Great AI Products Need More Than a Model

I built a local, keyboard-first dictation app for macOS called Cadence.

Wispr is an absolutely phenomenal product. But for my workflow, I couldn't justify paying for another monthly subscription, so I decided to make a local-only app instead.

At first, the project sounded straightforward: capture audio, run Whisper locally, and insert text wherever I was typing. Whisper existed. Local inference existed. Coding agents existed. The ingredients were all there.

What I learned is that those ingredients were enough to make a prototype, not a product.

That is the core claim: the model created the capability, but the product emerged from the system around it.

Whisper was necessary. It was not sufficient.

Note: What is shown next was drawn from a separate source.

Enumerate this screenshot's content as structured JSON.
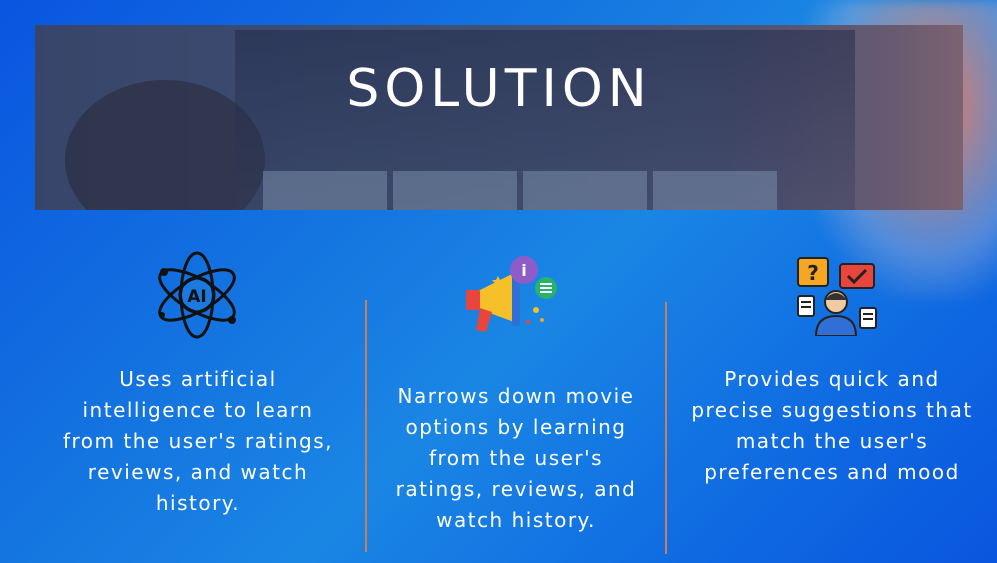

What made Cadence usable had much less to do with "pick the right model" than I expected. The hard part was specifying the behavior around the model:

whether silence gets trimmed before inference
whether the first syllable gets clipped without a preroll buffer
whether live preview and final transcription should share a path
whether greedy decoding feels better than beam search for short dictation
whether the HUD clearly distinguishes recording from transcribing
whether keyboard shortcuts feel like gestures instead of configuration
whether macOS permissions feel product-like or sketchy

Those are easy details to dismiss when you say "build a local Whisper app." They are also the difference between something that technically works and something I actually want to use.

One of the biggest surprises was that many of the choices I thought of as inference settings were really UX decisions in disguise.

Take greedy decoding versus beam search. In theory, that sounds like a model-quality question. In practice, for a dictation app, it is a latency question. The user does not experience "decoding quality" in the abstract. They experience the gap between releasing a shortcut and seeing text appear. That makes the setting part of the product, not just part of the model.

The same thing was true for silence trimming and preroll. If the app captures dead air, latency gets worse. If it starts listening too late, the first word gets clipped. Neither problem is solved by saying "use a bigger model." They are pipeline problems, which means they are product problems.

That was the pattern across the whole build. The coding agent could implement changes quickly once I knew what was wrong. It could refactor the HUD, change defaults, wire up transcript history, and patch hotkey behavior. What it could not do reliably was notice why the experience felt off. I still had to diagnose the failure mode, decide what should be true, and rewrite the spec.

That is why I think the most defensible lesson from this project is broader than dictation:

A model gives you capability. A product gives you reliable value.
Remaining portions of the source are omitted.